The most scalable way would be for each 'folder' in the URL to consist of the parameter, then a comma, then the value. For example you would use these URLs in your app:
http://example.com/app/param,value/otherparam,othervalue
http://example.com/app/param,value/thirdparam,value3
Which would be the equivalent of these:
http://example.com/app?param=value&otherparam=othervalue
http://example.com/app?param=value&thirdparam=value3
This is pretty easy on Apache with .htaccess, but it looks like you're using IIS so I'll leave it up to you to research the exact implementation.
EDIT: just came back to this and realised it wouldn't be possible for you to implement the above on a different domain if you don't own it :p However, you can do it server-side like this:
Set up the above parameter-hiding on your own server as a special script (might not be necessary if IE doesn't mind GET from the same server).

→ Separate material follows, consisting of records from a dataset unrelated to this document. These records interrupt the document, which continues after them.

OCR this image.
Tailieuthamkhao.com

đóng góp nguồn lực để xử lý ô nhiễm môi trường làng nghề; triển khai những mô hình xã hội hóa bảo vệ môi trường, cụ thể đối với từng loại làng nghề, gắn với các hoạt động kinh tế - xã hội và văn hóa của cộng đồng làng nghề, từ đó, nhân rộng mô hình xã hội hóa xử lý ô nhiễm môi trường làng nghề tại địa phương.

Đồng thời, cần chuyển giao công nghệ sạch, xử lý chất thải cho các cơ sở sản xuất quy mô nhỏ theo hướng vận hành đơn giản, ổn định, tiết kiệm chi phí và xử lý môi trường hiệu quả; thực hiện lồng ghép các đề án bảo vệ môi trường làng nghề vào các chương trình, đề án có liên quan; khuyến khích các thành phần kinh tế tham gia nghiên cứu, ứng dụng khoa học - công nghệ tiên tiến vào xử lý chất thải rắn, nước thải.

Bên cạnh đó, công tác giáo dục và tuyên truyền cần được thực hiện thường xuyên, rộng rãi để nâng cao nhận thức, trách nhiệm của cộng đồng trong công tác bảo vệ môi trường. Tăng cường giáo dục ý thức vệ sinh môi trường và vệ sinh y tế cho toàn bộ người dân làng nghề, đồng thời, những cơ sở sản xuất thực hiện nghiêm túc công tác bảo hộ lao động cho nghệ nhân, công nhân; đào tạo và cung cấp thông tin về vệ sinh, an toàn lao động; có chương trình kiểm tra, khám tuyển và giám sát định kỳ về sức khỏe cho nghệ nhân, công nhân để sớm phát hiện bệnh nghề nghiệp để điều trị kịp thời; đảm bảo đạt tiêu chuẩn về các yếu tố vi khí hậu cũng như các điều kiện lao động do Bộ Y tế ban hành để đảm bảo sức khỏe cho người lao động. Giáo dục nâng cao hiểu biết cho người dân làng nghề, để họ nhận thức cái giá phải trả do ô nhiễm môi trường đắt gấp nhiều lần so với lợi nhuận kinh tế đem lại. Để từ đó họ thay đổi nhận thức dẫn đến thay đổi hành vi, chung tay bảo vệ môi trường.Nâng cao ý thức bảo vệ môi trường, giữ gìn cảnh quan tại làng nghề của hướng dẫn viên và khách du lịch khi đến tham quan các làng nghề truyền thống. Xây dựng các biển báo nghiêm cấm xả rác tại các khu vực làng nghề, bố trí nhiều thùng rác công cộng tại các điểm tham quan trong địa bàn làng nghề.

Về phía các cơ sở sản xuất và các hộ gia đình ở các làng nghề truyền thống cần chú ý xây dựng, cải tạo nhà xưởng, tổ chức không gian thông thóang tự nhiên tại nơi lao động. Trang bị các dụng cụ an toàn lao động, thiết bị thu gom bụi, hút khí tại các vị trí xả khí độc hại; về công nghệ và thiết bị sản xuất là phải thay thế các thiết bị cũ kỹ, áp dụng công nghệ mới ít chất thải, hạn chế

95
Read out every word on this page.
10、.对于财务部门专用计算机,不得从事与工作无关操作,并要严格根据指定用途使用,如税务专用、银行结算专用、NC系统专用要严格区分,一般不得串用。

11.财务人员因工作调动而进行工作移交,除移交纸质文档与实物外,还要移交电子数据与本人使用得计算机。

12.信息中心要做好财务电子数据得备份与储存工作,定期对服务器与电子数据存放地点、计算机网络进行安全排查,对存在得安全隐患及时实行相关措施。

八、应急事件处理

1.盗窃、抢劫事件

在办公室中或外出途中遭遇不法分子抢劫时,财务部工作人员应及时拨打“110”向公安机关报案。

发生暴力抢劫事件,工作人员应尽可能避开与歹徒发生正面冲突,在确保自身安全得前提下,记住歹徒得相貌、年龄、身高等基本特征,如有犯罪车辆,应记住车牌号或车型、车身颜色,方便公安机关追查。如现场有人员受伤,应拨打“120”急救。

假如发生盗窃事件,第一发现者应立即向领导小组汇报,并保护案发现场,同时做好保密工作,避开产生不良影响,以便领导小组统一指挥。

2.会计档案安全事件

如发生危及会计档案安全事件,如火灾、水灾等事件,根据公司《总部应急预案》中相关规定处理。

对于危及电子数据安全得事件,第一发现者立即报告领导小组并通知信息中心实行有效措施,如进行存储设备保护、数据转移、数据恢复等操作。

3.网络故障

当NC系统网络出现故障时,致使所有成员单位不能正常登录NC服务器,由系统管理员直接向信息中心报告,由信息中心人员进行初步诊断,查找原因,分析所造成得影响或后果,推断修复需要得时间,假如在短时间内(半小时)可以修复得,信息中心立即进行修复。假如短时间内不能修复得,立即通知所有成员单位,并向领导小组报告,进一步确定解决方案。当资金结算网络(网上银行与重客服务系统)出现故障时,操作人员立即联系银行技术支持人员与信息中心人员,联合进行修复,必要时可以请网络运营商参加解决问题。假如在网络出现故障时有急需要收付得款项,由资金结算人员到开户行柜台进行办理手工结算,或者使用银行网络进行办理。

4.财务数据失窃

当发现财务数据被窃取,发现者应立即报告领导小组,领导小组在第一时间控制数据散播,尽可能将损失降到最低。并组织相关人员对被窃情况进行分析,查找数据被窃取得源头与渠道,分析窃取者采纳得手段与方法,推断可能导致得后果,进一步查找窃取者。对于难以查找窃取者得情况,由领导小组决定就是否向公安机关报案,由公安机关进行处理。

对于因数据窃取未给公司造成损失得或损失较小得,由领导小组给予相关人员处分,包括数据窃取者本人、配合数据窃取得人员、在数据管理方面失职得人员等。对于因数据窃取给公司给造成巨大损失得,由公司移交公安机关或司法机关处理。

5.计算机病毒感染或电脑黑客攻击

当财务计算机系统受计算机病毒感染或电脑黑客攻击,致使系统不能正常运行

In Javascript, build the static-looking URL from the various parameters.
Have the script on your server use the parameters and read the external URL and output it, i.e. get the content server-side. This question may help you with that.
So your iframe URL would be:
http://yoursite.com/app/param,value/otherparam,othervalue
And that page would read and display the URL:
http://externalsite.com/app?param=value&otherparam=othervalue
Try using an indirect method. Create a FORM. Set its action parameter to the base url you want to navigate. Set its method to POST. Set its target to your iframe and then create the necessary parameters as hidden inputs. Finally, submit the form. It should work since it works with POST.